"Kopi manis tanpa gula," teriak Chuang sekenanya. Yang ia maksud sebenarnya kopi hitam tanpa gula, namun karena lobus frontal-nya sudah penuh, salah ucap bisa menjadi maklum.
"Ada apa sih? Kok kamu loyo banget?"
"Umurku udah sisa seminggu lagi, Bro," jawab Chuang lesu.
"Lha, kok bisa. Emang lu sakit apa?" Chuang menggelengkan kepalanya. "Pria itu benar mirip aku," ujarnya.
"Terus kenapa?"
"Kan aku sudah bilang, seseorang yang bertemu doppelgaenger-nya akan mati dalam waktu seminggu."
"Halah, kamu itu masih percaya takhayul. Itu kan cuman legenda. Mana benar sih?"
"Iya. Aku juga pikir seperti itu. Tapi, kalau benar kejadian, gimana dong?"

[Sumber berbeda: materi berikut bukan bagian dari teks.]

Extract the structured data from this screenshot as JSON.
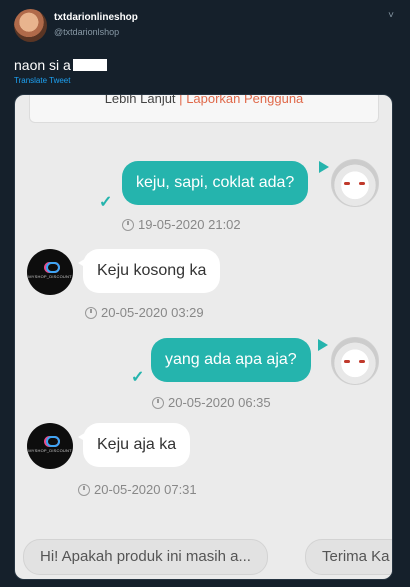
{
  "tweet": {
    "display_name": "txtdarionlineshop",
    "handle": "@txtdarionlshop",
    "caret": "˅",
    "text": "naon si a",
    "translate": "Translate Tweet"
  },
  "screenshot": {
    "top_card": {
      "more": "Lebih Lanjut",
      "separator": "|",
      "report": "Laporkan Pengguna"
    },
    "shop_avatar_text": "MYSHOP_DISCOUNT",
    "messages": [
      {
        "side": "out",
        "text": "keju, sapi, coklat ada?",
        "time": "19-05-2020 21:02",
        "read_check": "✓"
      },
      {
        "side": "in",
        "text": "Keju kosong ka",
        "time": "20-05-2020 03:29"
      },
      {
        "side": "out",
        "text": "yang ada apa aja?",
        "time": "20-05-2020 06:35",
        "read_check": "✓"
      },
      {
        "side": "in",
        "text": "Keju aja ka",
        "time": "20-05-2020 07:31"
      }
    ],
    "quick_replies": [
      "Hi! Apakah produk ini masih a...",
      "Terima Ka"
    ]
  }
}
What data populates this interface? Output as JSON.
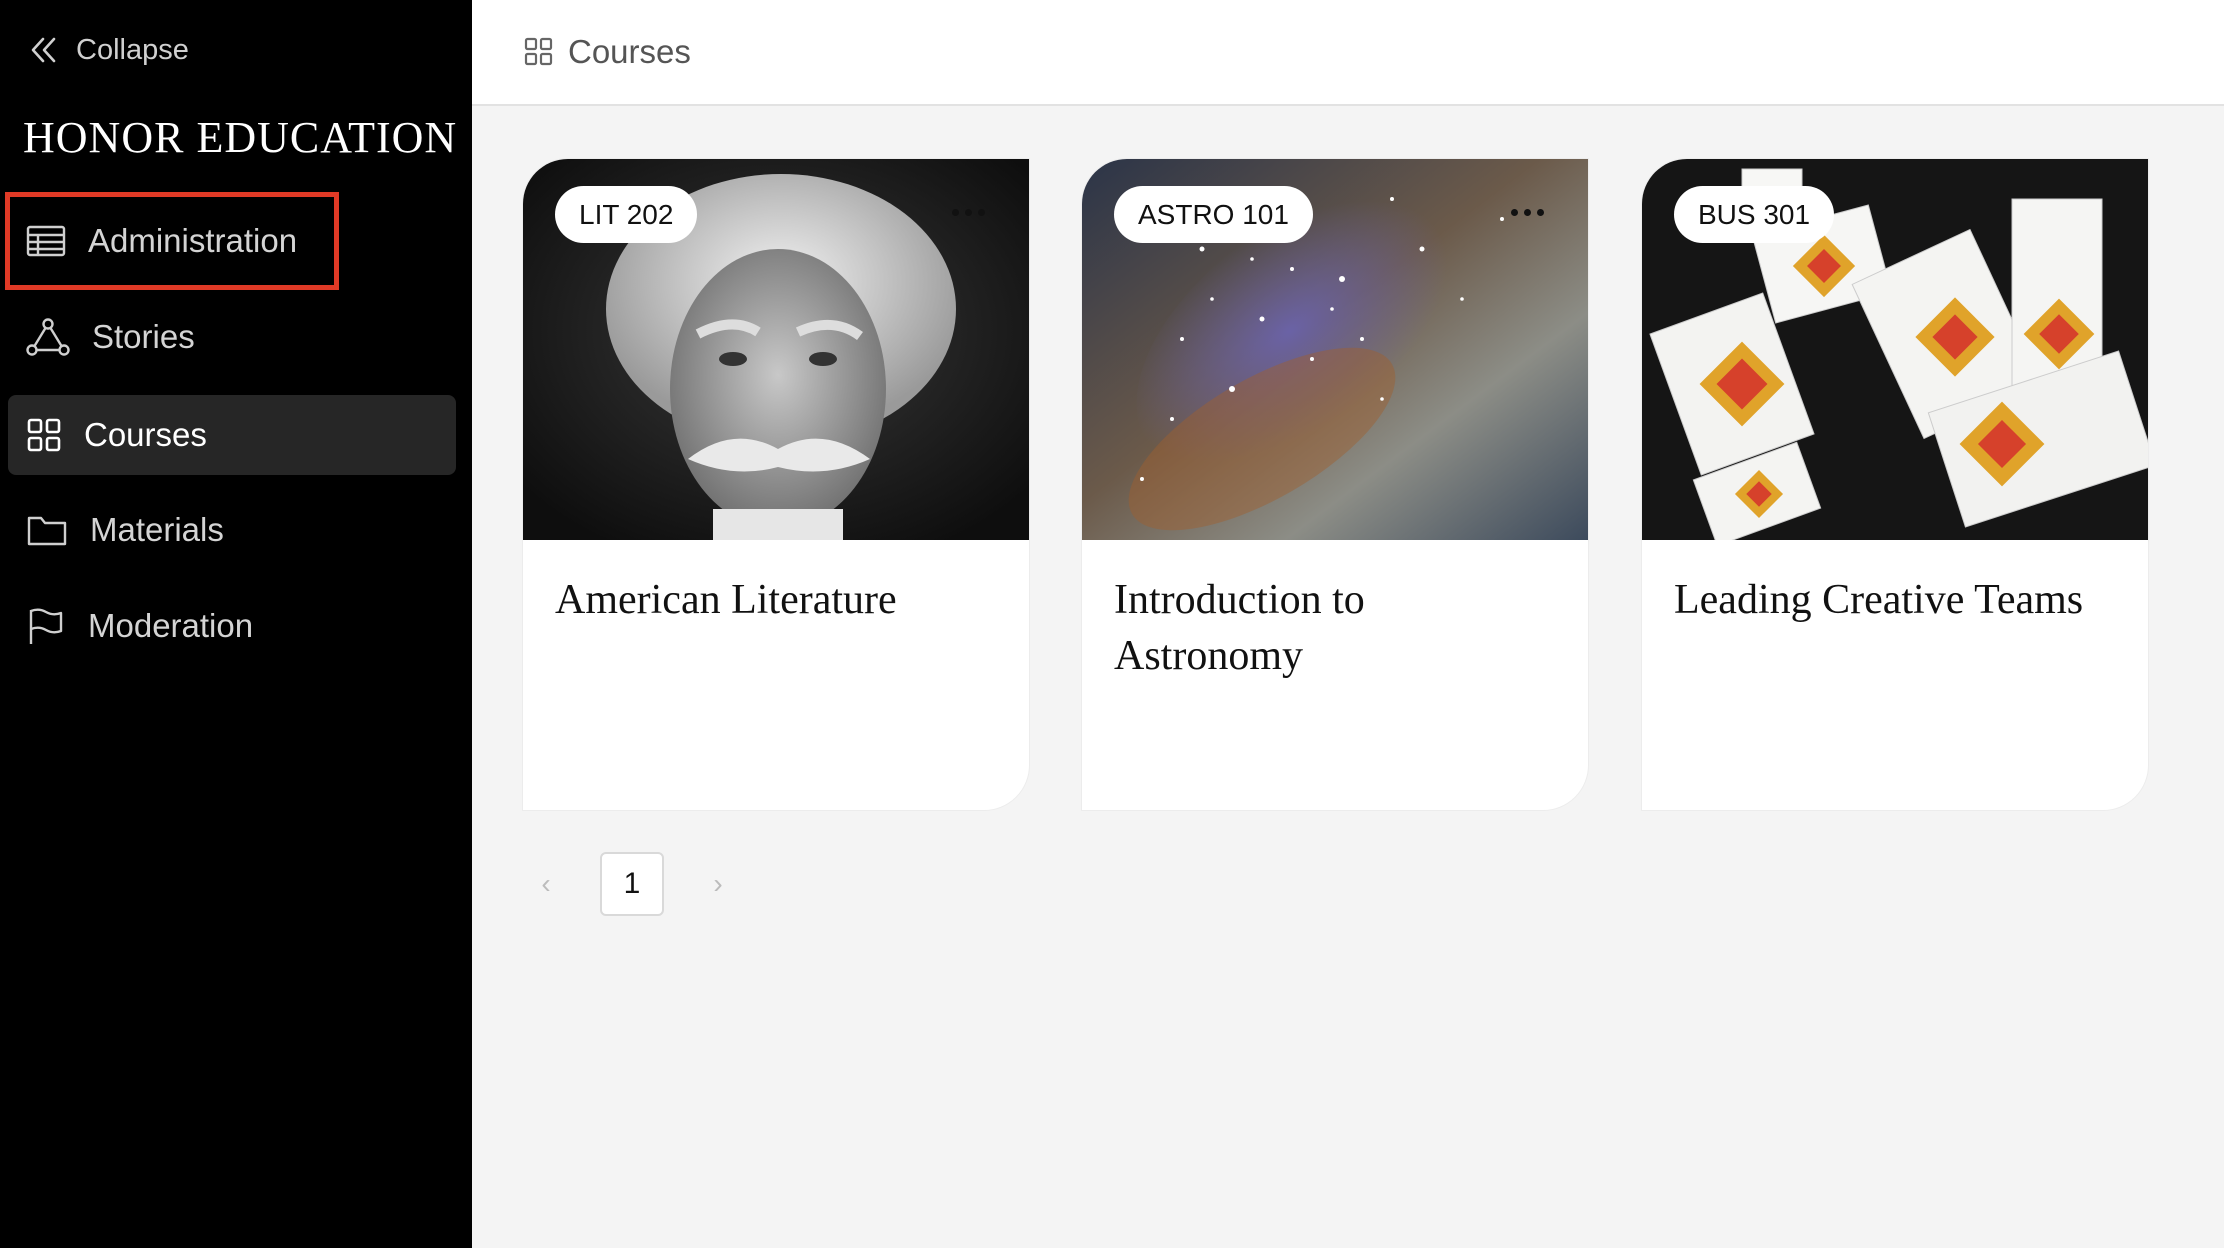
{
  "sidebar": {
    "collapse_label": "Collapse",
    "brand": "HONOR EDUCATION",
    "items": [
      {
        "label": "Administration",
        "icon": "table-icon"
      },
      {
        "label": "Stories",
        "icon": "network-icon"
      },
      {
        "label": "Courses",
        "icon": "grid-icon"
      },
      {
        "label": "Materials",
        "icon": "folder-icon"
      },
      {
        "label": "Moderation",
        "icon": "flag-icon"
      }
    ],
    "active_item": "Courses",
    "highlighted_item": "Administration"
  },
  "header": {
    "title": "Courses",
    "icon": "grid-icon"
  },
  "courses": [
    {
      "code": "LIT 202",
      "title": "American Literature",
      "image": "portrait of author with white hair and mustache"
    },
    {
      "code": "ASTRO 101",
      "title": "Introduction to Astronomy",
      "image": "milky way starfield"
    },
    {
      "code": "BUS 301",
      "title": "Leading Creative Teams",
      "image": "white boxes with colorful diamond patterns"
    }
  ],
  "pagination": {
    "prev": "‹",
    "current": "1",
    "next": "›"
  },
  "colors": {
    "sidebar_bg": "#000000",
    "active_bg": "#262626",
    "highlight": "#e03a26",
    "content_bg": "#f4f4f4"
  }
}
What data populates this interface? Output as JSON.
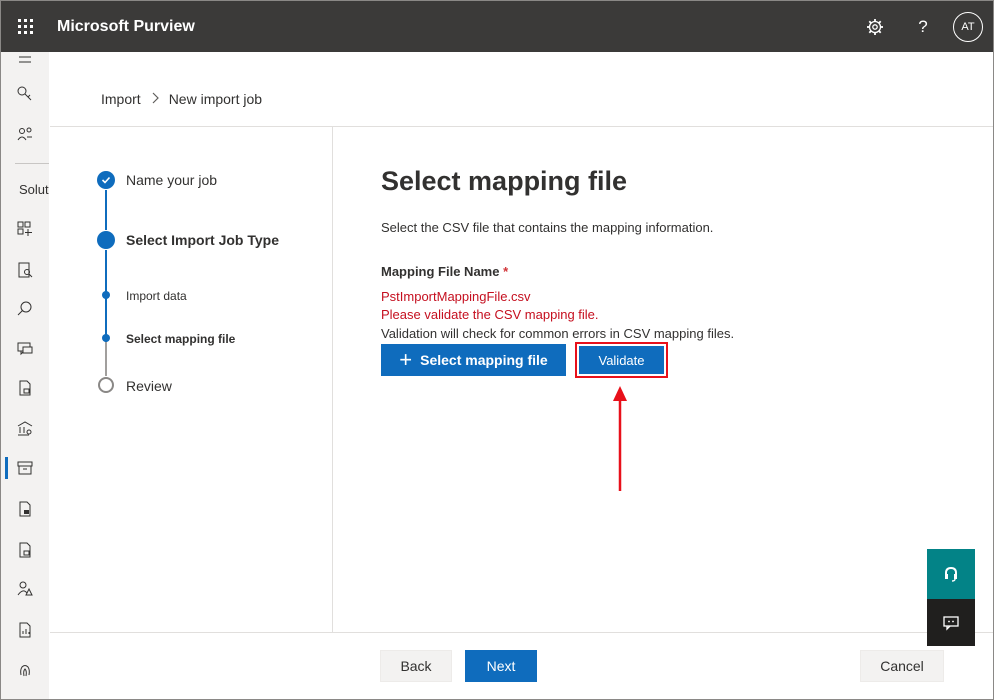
{
  "app": {
    "title": "Microsoft Purview",
    "user_initials": "AT"
  },
  "topbar": {
    "settings_icon": "gear-icon",
    "help_label": "?"
  },
  "rail": {
    "section_label": "Solut"
  },
  "breadcrumb": {
    "items": [
      "Import",
      "New import job"
    ],
    "separator": ">"
  },
  "steps": [
    {
      "label": "Name your job",
      "state": "done"
    },
    {
      "label": "Select Import Job Type",
      "state": "current"
    },
    {
      "label": "Import data",
      "state": "substep"
    },
    {
      "label": "Select mapping file",
      "state": "substep-current"
    },
    {
      "label": "Review",
      "state": "pending"
    }
  ],
  "content": {
    "title": "Select mapping file",
    "description": "Select the CSV file that contains the mapping information.",
    "field_label": "Mapping File Name",
    "required_mark": "*",
    "file_name": "PstImportMappingFile.csv",
    "validate_message": "Please validate the CSV mapping file.",
    "validation_info": "Validation will check for common errors in CSV mapping files.",
    "select_button": "Select mapping file",
    "validate_button": "Validate"
  },
  "footer": {
    "back": "Back",
    "next": "Next",
    "cancel": "Cancel"
  },
  "colors": {
    "accent": "#0f6cbd",
    "error": "#c50f1f",
    "highlight": "#e8101a",
    "topbar": "#3b3a39",
    "help": "#038387"
  }
}
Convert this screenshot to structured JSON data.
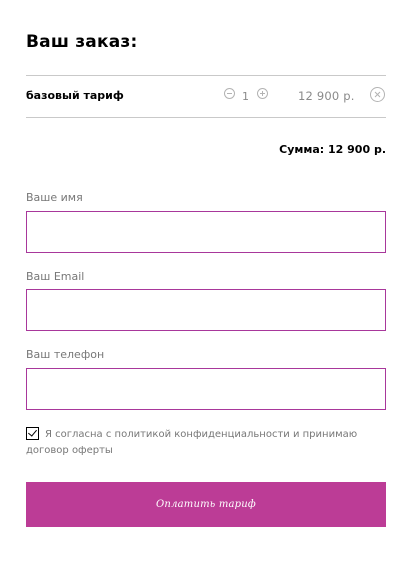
{
  "order": {
    "title": "Ваш заказ:",
    "item": {
      "name": "базовый тариф",
      "quantity": "1",
      "price": "12 900 р."
    },
    "total": "Сумма: 12 900 р."
  },
  "form": {
    "name_label": "Ваше имя",
    "name_value": "",
    "email_label": "Ваш Email",
    "email_value": "",
    "phone_label": "Ваш телефон",
    "phone_value": "",
    "agreement_text": "Я согласна с политикой конфиденциальности и принимаю договор оферты",
    "agreement_checked": true,
    "submit_label": "Оплатить тариф"
  },
  "colors": {
    "accent": "#bc3c96",
    "input_border": "#a8379b",
    "divider": "#c9c9c9",
    "muted_text": "#777777"
  },
  "icons": {
    "minus": "minus-circle-icon",
    "plus": "plus-circle-icon",
    "remove": "close-circle-icon",
    "checkbox": "checkmark-icon"
  }
}
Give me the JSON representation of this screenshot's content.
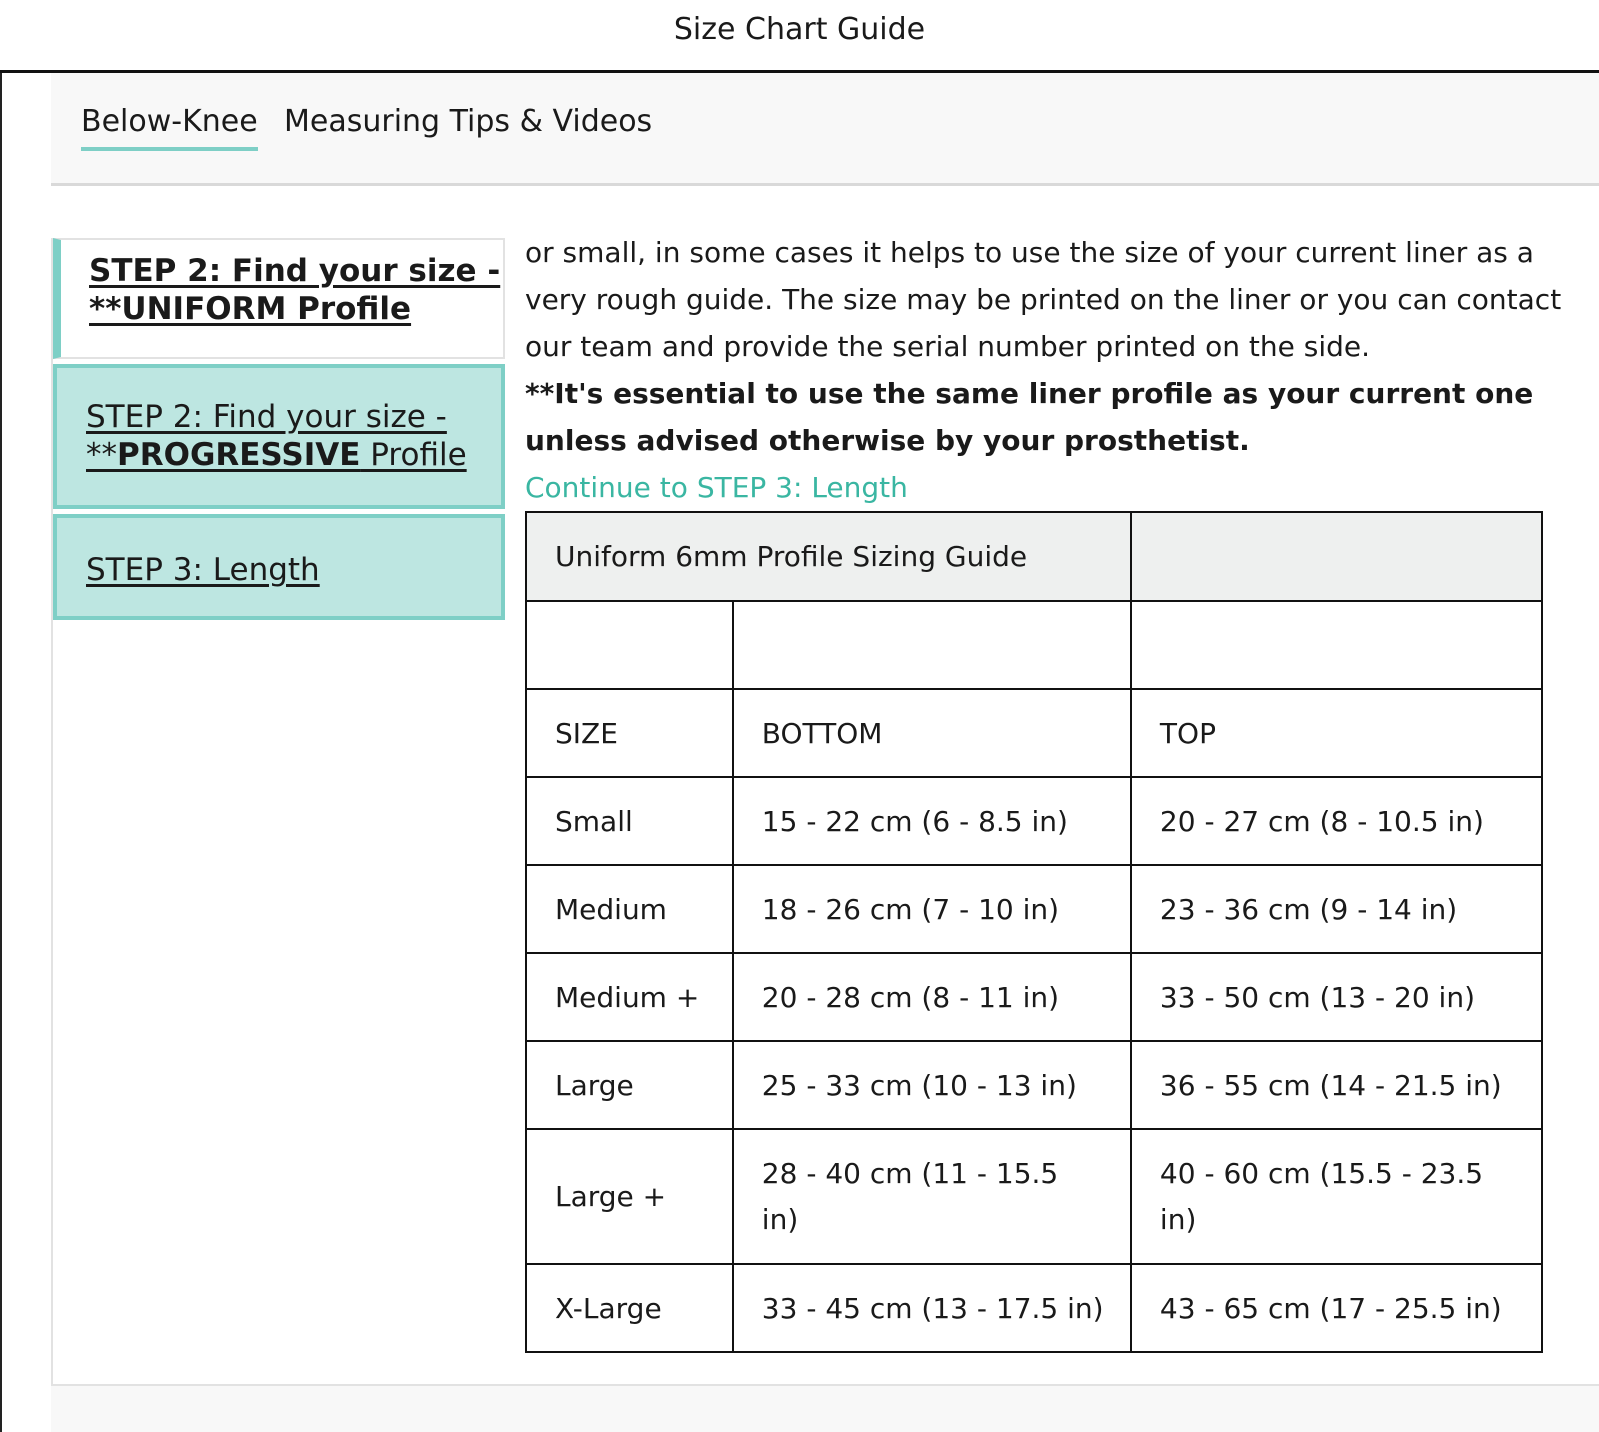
{
  "window": {
    "title": "Size Chart Guide"
  },
  "tabs": [
    {
      "label": "Below-Knee",
      "active": true
    },
    {
      "label": "Measuring Tips & Videos",
      "active": false
    }
  ],
  "steps": [
    {
      "label": "STEP 2: Find your size - **UNIFORM Profile"
    },
    {
      "label_prefix": "STEP 2: Find your size - **",
      "label_bold": "PROGRESSIVE",
      "label_suffix": " Profile"
    },
    {
      "label": "STEP 3: Length"
    }
  ],
  "content": {
    "paragraph": "or small, in some cases it helps to use the size of your current liner as a very rough guide. The size may be printed on the liner or you can contact our team and provide the serial number printed on the side.",
    "emphasis": "**It's essential to use the same liner profile as your current one unless advised otherwise by your prosthetist.",
    "continue_link": "Continue to STEP 3: Length"
  },
  "table": {
    "caption": "Uniform 6mm Profile Sizing Guide",
    "headers": [
      "SIZE",
      "BOTTOM",
      "TOP"
    ],
    "rows": [
      [
        "Small",
        "15 - 22 cm (6 - 8.5 in)",
        "20 - 27 cm (8 - 10.5 in)"
      ],
      [
        "Medium",
        "18 - 26 cm (7 - 10 in)",
        "23 - 36 cm (9 - 14 in)"
      ],
      [
        "Medium +",
        "20 - 28 cm (8 - 11 in)",
        "33 - 50 cm (13 - 20 in)"
      ],
      [
        "Large",
        "25 - 33 cm (10 - 13 in)",
        "36 - 55 cm (14 - 21.5 in)"
      ],
      [
        "Large +",
        "28 - 40 cm (11 - 15.5 in)",
        "40 - 60 cm (15.5 - 23.5 in)"
      ],
      [
        "X-Large",
        "33 - 45 cm (13 - 17.5 in)",
        "43 - 65 cm (17 - 25.5 in)"
      ]
    ]
  },
  "colors": {
    "accent": "#7ecfc6",
    "accent_fill": "#bde6e1",
    "link": "#3ab6a2",
    "caption_bg": "#eef0ef"
  }
}
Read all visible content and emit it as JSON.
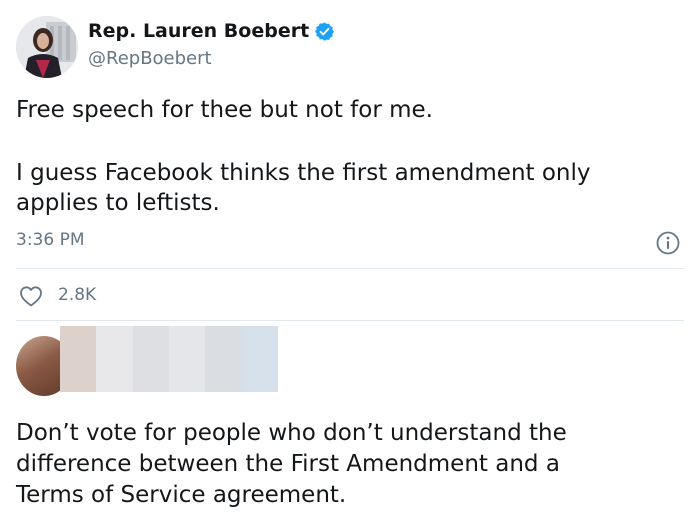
{
  "tweet": {
    "author": {
      "display_name": "Rep. Lauren Boebert",
      "handle": "@RepBoebert",
      "verified": true
    },
    "text_lines": [
      "Free speech for thee but not for me.",
      "I guess Facebook thinks the first amendment only",
      "applies to leftists."
    ],
    "time": "3:36 PM",
    "likes": "2.8K"
  },
  "reply": {
    "author_redacted": true,
    "text_lines": [
      "Don’t vote for people who don’t understand the",
      "difference between the First Amendment and a",
      "Terms of Service agreement."
    ]
  },
  "colors": {
    "text_primary": "#14171a",
    "text_secondary": "#657786",
    "verified_blue": "#1da1f2",
    "divider": "#e1e8ed"
  },
  "icons": {
    "verified": "verified-badge-icon",
    "info": "info-icon",
    "like": "heart-icon"
  }
}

Rusli terdiam. "Benar juga ucapan temanku ini." ia membatin. Memang benar usia manusia tidak ada yang tahu, tetapi ada beberapa orang yang sudah diberikan tanda-tanda khusus sebelum meninggal. Mungkin saja kawannya yang satu ini juga demikian.
"Ah. jangan percaya takhayul-lah. Hidup mati kan perkara karma, bukan kembaran, Bro," ujar Rusli. Ia kembali menghapus segala prasangka buruk di dalam benaknya, seraya mencoba memberikan semangat kepada Chuang.
"Yang aku khwatir itu emak gue. Gimana kalau aku mati perjaka?"